After a quick shower, I headed to the lobby to meet our group. We have an even dozen travelers, plus Kasma and her husband Michael, plus Sun and Aek, our two drivers. It was a very manageable size for our two vans as they pushed slowly through the traffic to My Choice restaurant, only a few blocks over. We were ushered into a quiet side room where Kasma reviewed some of our itinerary and trip rules while the waitstaff piled rice on our plates and seven courses began to arrive. First up was a special order of beef tongue in massaman curry. The richness of the coconut milk and tender beef tongue matched well with the richness of the accompanying crispy fried roti bread and tangy cucumber salad. Any visit to My Choice would be incomplete without their delicious long green eggplant salad and winged bean salad. Grilled eggplant is divided into tender, smoky segments, topped with thinly sliced shallots, and dressed with a bracing lime juice-based dressing. The winged beans are sliced cross-ways into small pieces and topped with crispy fried shallots. These two main ingredients are difficult to find in California, but you can make a pretty good grilled eggplant salad with light purple Chinese eggplants instead.

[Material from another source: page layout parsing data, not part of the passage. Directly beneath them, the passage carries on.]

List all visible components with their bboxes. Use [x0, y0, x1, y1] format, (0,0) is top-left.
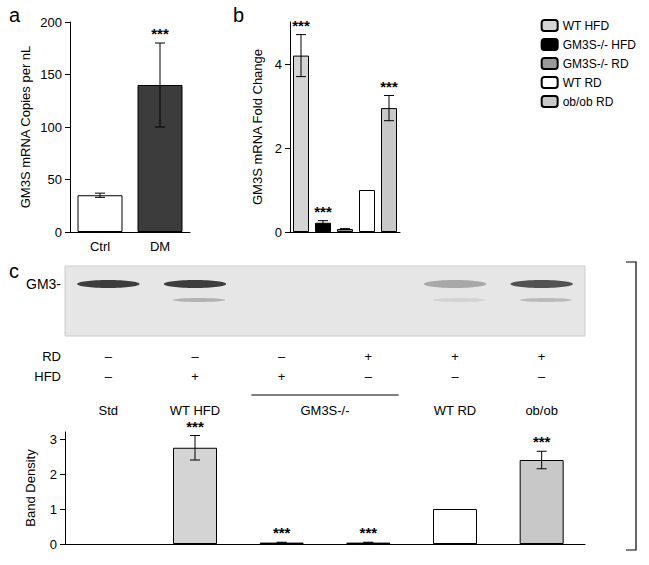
- svg-text:4: 4: [275, 57, 282, 72]
- svg-text:ob/ob: ob/ob: [525, 403, 558, 418]
- svg-text:Std: Std: [99, 403, 119, 418]
- svg-text:c: c: [9, 260, 19, 282]
- svg-text:DM: DM: [150, 239, 170, 254]
- svg-text:0: 0: [275, 225, 282, 240]
- svg-text:***: ***: [314, 203, 332, 220]
- svg-text:***: ***: [360, 524, 378, 541]
- svg-text:–: –: [451, 369, 459, 384]
- svg-text:2: 2: [275, 141, 282, 156]
- svg-text:1: 1: [50, 502, 57, 517]
- svg-text:150: 150: [40, 67, 62, 82]
- svg-text:2: 2: [50, 467, 57, 482]
- svg-text:Ctrl: Ctrl: [90, 239, 110, 254]
- svg-text:GM3S-/-: GM3S-/-: [300, 403, 349, 418]
- svg-text:100: 100: [40, 120, 62, 135]
- svg-text:GM3S mRNA Copies per nL: GM3S mRNA Copies per nL: [18, 46, 33, 209]
- svg-text:Band Density: Band Density: [23, 449, 38, 527]
- svg-text:***: ***: [380, 78, 398, 95]
- svg-text:–: –: [278, 349, 286, 364]
- svg-text:WT RD: WT RD: [563, 76, 602, 90]
- svg-text:RD: RD: [42, 349, 61, 364]
- svg-text:***: ***: [151, 25, 169, 42]
- svg-text:b: b: [233, 4, 244, 26]
- svg-text:WT HFD: WT HFD: [170, 403, 220, 418]
- svg-text:***: ***: [292, 17, 310, 34]
- svg-text:a: a: [9, 4, 21, 26]
- svg-text:GM3-: GM3-: [26, 276, 61, 292]
- svg-text:–: –: [365, 369, 373, 384]
- svg-text:+: +: [278, 369, 286, 384]
- svg-text:+: +: [365, 349, 373, 364]
- svg-text:***: ***: [273, 524, 291, 541]
- svg-text:50: 50: [48, 172, 62, 187]
- svg-text:3: 3: [50, 432, 57, 447]
- svg-text:+: +: [451, 349, 459, 364]
- svg-text:200: 200: [40, 15, 62, 30]
- svg-text:+: +: [191, 369, 199, 384]
- svg-text:+: +: [538, 349, 546, 364]
- svg-text:–: –: [105, 349, 113, 364]
- svg-text:GM3S-/- HFD: GM3S-/- HFD: [563, 38, 637, 52]
- svg-text:***: ***: [186, 418, 204, 435]
- svg-text:–: –: [105, 369, 113, 384]
- svg-text:GM3S-/- RD: GM3S-/- RD: [563, 57, 629, 71]
- svg-text:0: 0: [50, 537, 57, 552]
- svg-text:0: 0: [55, 225, 62, 240]
- svg-text:WT RD: WT RD: [434, 403, 476, 418]
- svg-text:GM3S mRNA Fold Change: GM3S mRNA Fold Change: [250, 49, 265, 205]
- svg-text:***: ***: [533, 433, 551, 450]
- svg-text:WT HFD: WT HFD: [563, 19, 610, 33]
- svg-text:ob/ob RD: ob/ob RD: [563, 95, 614, 109]
- svg-text:–: –: [538, 369, 546, 384]
- svg-text:HFD: HFD: [34, 369, 61, 384]
- svg-text:–: –: [191, 349, 199, 364]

Our spiciest dish was a dry-style Southern curry featuring chicken, Thai eggplants, baby corn, and (wild?) bamboo shoots stealthily coated in a powerful curry paste. A close second was squid cooked “pad cha” style with krachai, strings of green peppercorns, and plenty of chillies. Our coconut soup with mixed seafood had a perfectly creamy texture, and if you finished quickly, the waitstaff would refill your bowl. Finally, we tried a new dish of shrimp “rafts” with a side of green papaya salad. The rafts looked a bit like large shrimp chips but tasted more like crackers, so there is room for improvement. Nevertheless, we finished them, and still managed to find room for dessert. We enjoyed the homemade coconut milk-based ice creams with various bits mixed in.
Sadly, we leave Bangkok in the morning, but fortunately not until 8:30 so I’ll have a bit of time to sleep in, and perhaps find the elusive khanom krok vendor.